Professor Varadarajan Places Article in Fordham Law Review

Professor Deepa Varadarajan‘s most recent article, Trade Secret Fair Use, was accepted for publication in Fordham Law Review. Here’s the abstract:

Trade secret law arose to help companies protect confidential information (e.g., the Coca-Cola formula) from competitors seeking to copy their innovative efforts. But companies increasingly use trade secret law to block a wide swath of information from the scrutinizing eyes of consumers, public watchdog groups, and potential improvers. Companies are able to do this, in large part, because trade secret law lacks sufficient limiting doctrines that consider the social benefits of unauthorized use.

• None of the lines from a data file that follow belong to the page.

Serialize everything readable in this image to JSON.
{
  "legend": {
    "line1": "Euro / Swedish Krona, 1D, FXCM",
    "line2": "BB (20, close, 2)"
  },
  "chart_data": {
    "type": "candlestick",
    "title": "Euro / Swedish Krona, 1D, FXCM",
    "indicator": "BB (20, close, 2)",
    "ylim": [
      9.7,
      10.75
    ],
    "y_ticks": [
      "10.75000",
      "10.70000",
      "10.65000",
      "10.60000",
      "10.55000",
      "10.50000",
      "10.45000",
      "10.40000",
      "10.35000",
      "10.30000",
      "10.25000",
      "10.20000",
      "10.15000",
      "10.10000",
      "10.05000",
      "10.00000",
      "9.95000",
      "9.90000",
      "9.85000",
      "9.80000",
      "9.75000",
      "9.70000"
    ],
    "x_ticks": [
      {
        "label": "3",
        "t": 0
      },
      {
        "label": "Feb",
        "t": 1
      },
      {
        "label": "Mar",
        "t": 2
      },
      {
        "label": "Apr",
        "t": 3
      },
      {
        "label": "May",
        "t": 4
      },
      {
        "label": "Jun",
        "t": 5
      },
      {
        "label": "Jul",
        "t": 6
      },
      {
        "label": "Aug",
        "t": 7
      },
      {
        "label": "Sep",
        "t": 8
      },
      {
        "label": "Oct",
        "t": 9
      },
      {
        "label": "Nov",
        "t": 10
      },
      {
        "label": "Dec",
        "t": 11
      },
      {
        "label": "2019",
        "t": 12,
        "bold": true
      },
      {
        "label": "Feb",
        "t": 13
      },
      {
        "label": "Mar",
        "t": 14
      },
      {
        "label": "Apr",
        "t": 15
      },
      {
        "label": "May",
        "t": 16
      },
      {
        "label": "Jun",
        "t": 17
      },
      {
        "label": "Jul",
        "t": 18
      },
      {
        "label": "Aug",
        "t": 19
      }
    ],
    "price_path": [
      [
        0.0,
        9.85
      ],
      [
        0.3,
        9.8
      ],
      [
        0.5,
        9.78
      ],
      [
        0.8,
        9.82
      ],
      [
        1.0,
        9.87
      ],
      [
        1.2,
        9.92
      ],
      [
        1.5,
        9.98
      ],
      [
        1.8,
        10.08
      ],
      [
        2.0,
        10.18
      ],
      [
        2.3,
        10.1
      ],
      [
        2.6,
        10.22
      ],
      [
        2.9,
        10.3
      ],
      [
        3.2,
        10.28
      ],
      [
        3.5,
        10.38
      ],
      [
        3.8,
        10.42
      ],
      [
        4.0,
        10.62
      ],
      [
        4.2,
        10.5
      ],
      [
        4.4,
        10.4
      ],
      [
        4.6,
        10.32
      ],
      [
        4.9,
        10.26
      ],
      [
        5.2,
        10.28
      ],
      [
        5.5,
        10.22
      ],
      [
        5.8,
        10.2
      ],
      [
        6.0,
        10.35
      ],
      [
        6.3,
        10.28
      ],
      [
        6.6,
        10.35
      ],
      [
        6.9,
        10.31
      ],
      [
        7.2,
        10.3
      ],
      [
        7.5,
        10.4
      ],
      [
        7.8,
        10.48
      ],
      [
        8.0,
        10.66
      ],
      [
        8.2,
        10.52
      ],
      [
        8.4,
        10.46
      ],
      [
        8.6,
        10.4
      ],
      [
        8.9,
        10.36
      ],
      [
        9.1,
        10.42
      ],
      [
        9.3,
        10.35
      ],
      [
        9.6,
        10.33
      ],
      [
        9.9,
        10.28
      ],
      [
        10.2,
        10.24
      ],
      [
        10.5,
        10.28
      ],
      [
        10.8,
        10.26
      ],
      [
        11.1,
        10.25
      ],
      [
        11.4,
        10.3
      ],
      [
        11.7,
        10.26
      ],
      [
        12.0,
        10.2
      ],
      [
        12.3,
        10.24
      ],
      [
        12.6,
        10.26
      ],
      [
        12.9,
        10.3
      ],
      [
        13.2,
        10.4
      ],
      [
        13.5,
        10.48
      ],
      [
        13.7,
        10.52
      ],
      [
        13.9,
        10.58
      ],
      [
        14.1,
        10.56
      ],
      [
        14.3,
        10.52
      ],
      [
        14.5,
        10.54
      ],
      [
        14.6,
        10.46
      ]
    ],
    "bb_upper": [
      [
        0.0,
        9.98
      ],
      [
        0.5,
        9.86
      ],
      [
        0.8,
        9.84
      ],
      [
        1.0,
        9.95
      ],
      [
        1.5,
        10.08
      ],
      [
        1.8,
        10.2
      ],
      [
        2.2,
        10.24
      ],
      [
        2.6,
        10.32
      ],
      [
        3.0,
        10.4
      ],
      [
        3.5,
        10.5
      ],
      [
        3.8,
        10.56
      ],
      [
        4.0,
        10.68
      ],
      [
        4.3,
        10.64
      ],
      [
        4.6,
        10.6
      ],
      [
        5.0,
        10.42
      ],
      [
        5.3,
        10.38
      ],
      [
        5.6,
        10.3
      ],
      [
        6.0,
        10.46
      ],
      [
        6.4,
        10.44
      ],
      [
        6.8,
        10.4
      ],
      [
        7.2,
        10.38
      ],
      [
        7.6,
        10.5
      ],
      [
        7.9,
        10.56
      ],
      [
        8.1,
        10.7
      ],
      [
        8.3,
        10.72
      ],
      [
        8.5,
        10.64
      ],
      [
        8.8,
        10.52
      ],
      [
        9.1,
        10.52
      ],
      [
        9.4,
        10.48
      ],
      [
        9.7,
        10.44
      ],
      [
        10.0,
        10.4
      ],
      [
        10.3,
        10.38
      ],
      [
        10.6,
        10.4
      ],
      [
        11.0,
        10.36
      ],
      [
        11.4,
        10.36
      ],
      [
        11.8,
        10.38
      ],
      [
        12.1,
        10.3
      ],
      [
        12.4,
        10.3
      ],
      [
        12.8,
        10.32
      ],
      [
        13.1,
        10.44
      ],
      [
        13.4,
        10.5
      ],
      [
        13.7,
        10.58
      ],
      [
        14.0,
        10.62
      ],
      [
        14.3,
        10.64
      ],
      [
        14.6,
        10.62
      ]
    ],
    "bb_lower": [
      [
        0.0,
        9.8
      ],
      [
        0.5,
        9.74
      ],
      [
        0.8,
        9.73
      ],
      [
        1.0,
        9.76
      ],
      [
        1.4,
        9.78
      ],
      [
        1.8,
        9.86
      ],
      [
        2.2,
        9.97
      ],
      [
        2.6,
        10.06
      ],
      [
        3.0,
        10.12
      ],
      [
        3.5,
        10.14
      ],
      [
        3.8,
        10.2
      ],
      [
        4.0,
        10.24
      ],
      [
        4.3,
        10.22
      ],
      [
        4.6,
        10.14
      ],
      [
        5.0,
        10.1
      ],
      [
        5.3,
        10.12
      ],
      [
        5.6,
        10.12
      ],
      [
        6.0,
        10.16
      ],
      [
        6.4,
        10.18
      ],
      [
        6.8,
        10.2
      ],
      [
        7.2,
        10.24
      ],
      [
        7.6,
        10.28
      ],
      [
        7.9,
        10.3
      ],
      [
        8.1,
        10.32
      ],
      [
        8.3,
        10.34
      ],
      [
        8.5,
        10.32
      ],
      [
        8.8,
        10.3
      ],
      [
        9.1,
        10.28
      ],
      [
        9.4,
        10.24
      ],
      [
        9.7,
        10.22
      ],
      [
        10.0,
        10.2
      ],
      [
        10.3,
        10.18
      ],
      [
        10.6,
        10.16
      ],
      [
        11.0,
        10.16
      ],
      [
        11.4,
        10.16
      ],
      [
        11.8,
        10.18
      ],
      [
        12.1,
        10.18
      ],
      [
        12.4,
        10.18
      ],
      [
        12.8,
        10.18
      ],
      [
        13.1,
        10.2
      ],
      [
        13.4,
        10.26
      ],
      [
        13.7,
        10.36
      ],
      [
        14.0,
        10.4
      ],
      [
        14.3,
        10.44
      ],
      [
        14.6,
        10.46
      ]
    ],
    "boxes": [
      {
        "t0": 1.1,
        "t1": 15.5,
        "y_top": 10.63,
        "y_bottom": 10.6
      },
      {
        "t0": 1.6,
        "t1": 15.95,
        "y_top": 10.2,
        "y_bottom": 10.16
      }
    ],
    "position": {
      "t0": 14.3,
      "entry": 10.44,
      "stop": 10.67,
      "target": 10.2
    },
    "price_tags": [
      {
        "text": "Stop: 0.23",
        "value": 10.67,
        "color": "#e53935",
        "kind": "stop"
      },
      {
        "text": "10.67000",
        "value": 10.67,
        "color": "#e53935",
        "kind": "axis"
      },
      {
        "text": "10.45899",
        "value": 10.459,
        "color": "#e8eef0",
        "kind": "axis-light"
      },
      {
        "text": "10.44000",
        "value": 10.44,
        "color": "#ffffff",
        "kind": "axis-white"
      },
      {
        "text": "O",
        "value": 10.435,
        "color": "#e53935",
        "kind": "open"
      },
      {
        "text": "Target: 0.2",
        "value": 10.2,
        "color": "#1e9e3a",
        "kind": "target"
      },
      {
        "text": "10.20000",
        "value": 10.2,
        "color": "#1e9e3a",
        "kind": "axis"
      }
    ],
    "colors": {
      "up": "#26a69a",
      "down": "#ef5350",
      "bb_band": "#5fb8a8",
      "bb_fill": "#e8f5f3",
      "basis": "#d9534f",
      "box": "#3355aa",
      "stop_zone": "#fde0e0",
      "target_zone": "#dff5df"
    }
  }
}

For example, trade secret law makes no allowance for the departing employee who uses proprietary information to identify glitches in software, create a substantially improved product, or disclose grave public health risks.

This Article argues that trade secret law’s indifference to the social benefits of unauthorized use stands in contrast to other intellectual property doctrines, like patent and copyright. Copyright law incorporates the robust affirmative defense of “fair use,” which protects a variety of unauthorized but socially beneficial uses of another’s copyrighted work (e.g., educational uses). To a lesser extent, patent law’s reverse doctrine of equivalents and remedies analysis direct courts to consider the social benefits of a defendant’s technological improvement. Such limiting doctrines act as safety valves to reconcile intellectual property rights with competing innovation and First Amendment interests. This Article demonstrates trade secret law’s need for a similar safety valve and argues that courts should adopt a multi-factor “trade secret fair use” analysis to better address these competing concerns.